My arms dropped to my sides, my beer fell from my hand and rolled away. Pain got hold of my chest and legs. I was struggling to breathe. I fell onto the beery floor. More pain seized my legs. A haze of some kind floated above me and I told it to phone an ambulance. There was some melancholic smell in his flat, like very old pan de frutas.
What happened after that I did not know, but when I opened my eyes I saw a paramedic frowning at my legs. I tried to straighten something alien and cut and bruised. My own toes, I realised, which had come bursting right up through my Laura Palmer schoolgirl pumps. I remembered not to claim the pain as mine, as Ella’s hurting, but just to see it as it was, pain only.
The paramedic said, ‘Breathe slowly. Try to bend those knees in the other direction.’
Pain only.

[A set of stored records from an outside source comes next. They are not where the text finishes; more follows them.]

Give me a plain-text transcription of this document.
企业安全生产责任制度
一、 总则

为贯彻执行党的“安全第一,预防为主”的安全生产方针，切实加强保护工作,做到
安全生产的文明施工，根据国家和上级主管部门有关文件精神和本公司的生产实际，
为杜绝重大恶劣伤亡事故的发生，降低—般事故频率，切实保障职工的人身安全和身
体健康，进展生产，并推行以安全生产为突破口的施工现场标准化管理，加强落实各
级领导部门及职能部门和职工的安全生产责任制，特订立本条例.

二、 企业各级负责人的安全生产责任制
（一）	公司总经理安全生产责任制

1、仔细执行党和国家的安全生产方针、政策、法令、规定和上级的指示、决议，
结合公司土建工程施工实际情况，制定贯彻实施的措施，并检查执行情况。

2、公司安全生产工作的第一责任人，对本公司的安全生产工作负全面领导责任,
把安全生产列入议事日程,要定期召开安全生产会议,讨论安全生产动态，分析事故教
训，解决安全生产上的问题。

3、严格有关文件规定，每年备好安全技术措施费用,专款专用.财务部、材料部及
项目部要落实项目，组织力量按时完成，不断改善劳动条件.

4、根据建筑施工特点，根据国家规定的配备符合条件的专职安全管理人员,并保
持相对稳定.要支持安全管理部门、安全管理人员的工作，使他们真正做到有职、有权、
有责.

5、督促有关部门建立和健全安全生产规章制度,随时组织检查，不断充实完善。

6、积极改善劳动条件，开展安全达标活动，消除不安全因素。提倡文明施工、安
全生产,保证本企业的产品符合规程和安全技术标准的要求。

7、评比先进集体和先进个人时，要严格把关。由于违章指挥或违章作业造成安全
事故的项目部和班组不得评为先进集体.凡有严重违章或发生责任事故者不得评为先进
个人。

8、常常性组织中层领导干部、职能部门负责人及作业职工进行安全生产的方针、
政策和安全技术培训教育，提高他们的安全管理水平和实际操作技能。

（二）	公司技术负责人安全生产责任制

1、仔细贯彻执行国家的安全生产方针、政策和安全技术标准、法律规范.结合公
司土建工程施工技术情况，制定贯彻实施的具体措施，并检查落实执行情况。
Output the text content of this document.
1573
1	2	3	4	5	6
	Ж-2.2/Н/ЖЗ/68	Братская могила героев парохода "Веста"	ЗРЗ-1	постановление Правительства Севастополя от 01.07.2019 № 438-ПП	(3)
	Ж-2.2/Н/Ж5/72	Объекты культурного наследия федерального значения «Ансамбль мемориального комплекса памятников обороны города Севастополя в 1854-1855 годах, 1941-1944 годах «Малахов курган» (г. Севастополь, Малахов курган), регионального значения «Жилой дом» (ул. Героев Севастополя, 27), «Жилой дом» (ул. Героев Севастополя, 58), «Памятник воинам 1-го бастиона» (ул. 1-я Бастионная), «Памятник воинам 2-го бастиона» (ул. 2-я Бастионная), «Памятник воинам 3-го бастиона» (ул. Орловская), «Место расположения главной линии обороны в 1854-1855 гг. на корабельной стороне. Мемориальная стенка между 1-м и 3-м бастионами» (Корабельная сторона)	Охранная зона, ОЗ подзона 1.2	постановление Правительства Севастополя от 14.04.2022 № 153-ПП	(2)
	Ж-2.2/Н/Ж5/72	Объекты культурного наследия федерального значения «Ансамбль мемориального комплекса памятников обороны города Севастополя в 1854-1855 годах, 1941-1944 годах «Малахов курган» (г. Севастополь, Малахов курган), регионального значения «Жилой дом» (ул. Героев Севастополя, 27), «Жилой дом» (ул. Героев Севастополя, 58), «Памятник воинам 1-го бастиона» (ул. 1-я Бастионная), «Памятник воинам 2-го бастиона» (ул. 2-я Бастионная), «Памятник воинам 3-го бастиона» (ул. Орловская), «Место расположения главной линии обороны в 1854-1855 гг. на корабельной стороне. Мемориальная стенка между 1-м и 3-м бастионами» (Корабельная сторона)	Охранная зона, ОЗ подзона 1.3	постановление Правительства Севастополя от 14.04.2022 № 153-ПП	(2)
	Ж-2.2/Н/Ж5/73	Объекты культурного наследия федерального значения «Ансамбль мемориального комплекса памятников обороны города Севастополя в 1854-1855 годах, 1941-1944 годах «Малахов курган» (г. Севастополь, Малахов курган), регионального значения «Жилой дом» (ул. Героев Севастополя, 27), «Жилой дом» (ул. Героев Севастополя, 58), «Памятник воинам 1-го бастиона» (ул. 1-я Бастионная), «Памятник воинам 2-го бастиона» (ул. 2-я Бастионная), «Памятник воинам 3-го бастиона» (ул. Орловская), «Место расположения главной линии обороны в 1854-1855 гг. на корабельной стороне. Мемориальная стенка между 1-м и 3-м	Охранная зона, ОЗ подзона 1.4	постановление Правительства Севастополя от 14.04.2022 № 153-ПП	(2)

It helped, or it did for a time at least. But next a demon came at my face and I knew exactly who it belonged to, it was mine and mine only as it bit and slashed my face off, and now it was no longer a demon but instead a vain recluse with nostalgia in his eyes, jiggling his fingers beside my face and ignoring me when I begged for no more pain. My legs were winched again where they wanted not to go, as though pulled by cranes of a building site.
It hurt, then it did not hurt, like my life with Mateo was draining from my body, and in that draining was the defeat I had perhaps been seeking for six years. I shouted out very loudly and deeply, the shout which made known to the world the most horrible thing in the history of art: The Return’s absolute rock bottom.